Planten moeten voedingsstoffen uit de bodem krijgen, maar ook via fotosynthese - elke student weet hiervan. Sommige planten besloten echter hun eigen weg te gaan en voedingsstoffen te krijgen van die wezens die verantwoordelijk zouden moeten zijn voor hun bestuiving - van insecten. Planten - roofdieren bestaan echt in de natuur, en sommige kunnen niet alleen kleine muggen aan, maar zelfs een kikker of klein knaagdier. Ze gebruiken verschillende jachtstrategieën, zowel passieve als actieve opties.
Om zeker te zijn van de verbazingwekkende mogelijkheden van sommige planten, moet u ze in detail beschouwen.
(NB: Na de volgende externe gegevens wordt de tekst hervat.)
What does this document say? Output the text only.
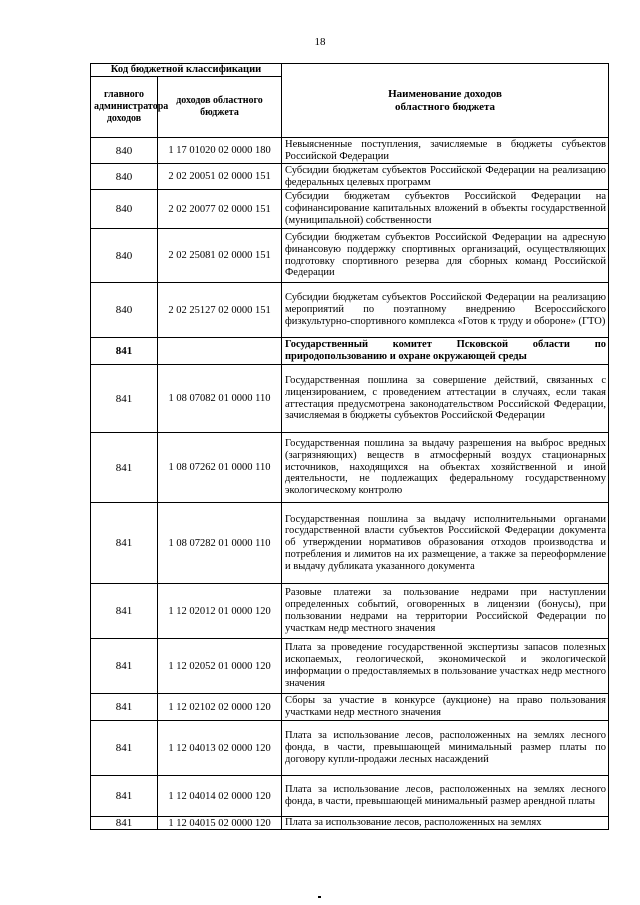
18
Код бюджетной классификации		Наименование доходов областного бюджета
главного администратора доходов	доходов областного бюджета	
840	1 17 01020 02 0000 180	Невыясненные поступления, зачисляемые в бюджеты субъектов Российской Федерации
840	2 02 20051 02 0000 151	Субсидии бюджетам субъектов Российской Федерации на реализацию федеральных целевых программ
840	2 02 20077 02 0000 151	Субсидии бюджетам субъектов Российской Федерации на софинансирование капитальных вложений в объекты государственной (муниципальной) собственности
840	2 02 25081 02 0000 151	Субсидии бюджетам субъектов Российской Федерации на адресную финансовую поддержку спортивных организаций, осуществляющих подготовку спортивного резерва для сборных команд Российской Федерации
840	2 02 25127 02 0000 151	Субсидии бюджетам субъектов Российской Федерации на реализацию мероприятий по поэтапному внедрению Всероссийского физкультурно-спортивного комплекса «Готов к труду и обороне» (ГТО)
841		Государственный комитет Псковской области по природопользованию и охране окружающей среды
841	1 08 07082 01 0000 110	Государственная пошлина за совершение действий, связанных с лицензированием, с проведением аттестации в случаях, если такая аттестация предусмотрена законодательством Российской Федерации, зачисляемая в бюджеты субъектов Российской Федерации
841	1 08 07262 01 0000 110	Государственная пошлина за выдачу разрешения на выброс вредных (загрязняющих) веществ в атмосферный воздух стационарных источников, находящихся на объектах хозяйственной и иной деятельности, не подлежащих федеральному государственному экологическому контролю
841	1 08 07282 01 0000 110	Государственная пошлина за выдачу исполнительными органами государственной власти субъектов Российской Федерации документа об утверждении нормативов образования отходов производства и потребления и лимитов на их размещение, а также за переоформление и выдачу дубликата указанного документа
841	1 12 02012 01 0000 120	Разовые платежи за пользование недрами при наступлении определенных событий, оговоренных в лицензии (бонусы), при пользовании недрами на территории Российской Федерации по участкам недр местного значения
841	1 12 02052 01 0000 120	Плата за проведение государственной экспертизы запасов полезных ископаемых, геологической, экономической и экологической информации о предоставляемых в пользование участках недр местного значения
841	1 12 02102 02 0000 120	Сборы за участие в конкурсе (аукционе) на право пользования участками недр местного значения
841	1 12 04013 02 0000 120	Плата за использование лесов, расположенных на землях лесного фонда, в части, превышающей минимальный размер платы по договору купли-продажи лесных насаждений
841	1 12 04014 02 0000 120	Плата за использование лесов, расположенных на землях лесного фонда, в части, превышающей минимальный размер арендной платы
841	1 12 04015 02 0000 120	Плата за использование лесов, расположенных на землях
Hoe jagen roofzuchtige planten?
Er zijn drie hoofdstrategieën. Een van hen wordt in de regel gevolgd door planten die kunnen worden geclassificeerd als een groep roofdieren. Sommigen van hen lokken insecten in kannen met zoete geuren. Het insect verdrinkt in de kleverige inhoud van zo'n kan, of de uitlaat wordt geblokkeerd door een deksel. Dit type jacht komt het meest voor bij planten. Maar kruiken zijn gemuteerde bladeren - verwar ze niet met bloemen. De noodzakelijke sappen worden erin uitgescheiden - zowel plakkerig als spijsvertering.
Interessant feit: roofplanten die volgens dit principe jagen zijn niet exotisch en niet ongewoon. Zelfs een gewone leeuwebek is in staat om kleine insecten te vangen die op de rand van een bloem zitten, onder hun gewicht opent het de toegang naar binnen, kruipt het naar binnen, het insect wordt de kans ontnomen om terug te komen.De keelholte doet dit echter niet voor voedsel, het is een zijdeel van het mechanisme voor het verhogen van de bestuivingsefficiëntie.
In andere gevallen heeft de plant kleverige bladeren en blijft het insect eraan plakken - dit is het effect van de zonnedauw, die groeit op schaarse moerassige bodems en zijn 'dieet' aanvult met insecten. Er is ook een derde optie - wanneer de plant bladeren heeft - vallen die reageren op de aanraking van een insect en dichtslaan. Dit is bijvoorbeeld een venusval en deze jachtstrategie wordt als actief beschouwd.
Flytrap van Venus wordt beschouwd als een klassiek voorbeeld van een roofzuchtige plant, hoewel het in de natuur niet wijdverbreid is, leeft het in een zeer beperkt gebied in de Verenigde Staten. Het is waar dat deze plant tegenwoordig zo populair is geworden dat hij in potten wordt gekweekt en voor thuis wordt gekocht. De vliegenvanger bloeit met witte bloemen, maar het belangrijkste voordeel is groene bladeren met trilharen op elk en met extra tastorganen. Als een van hen tweemaal of driemaal iets aanraakt, slaat het laken.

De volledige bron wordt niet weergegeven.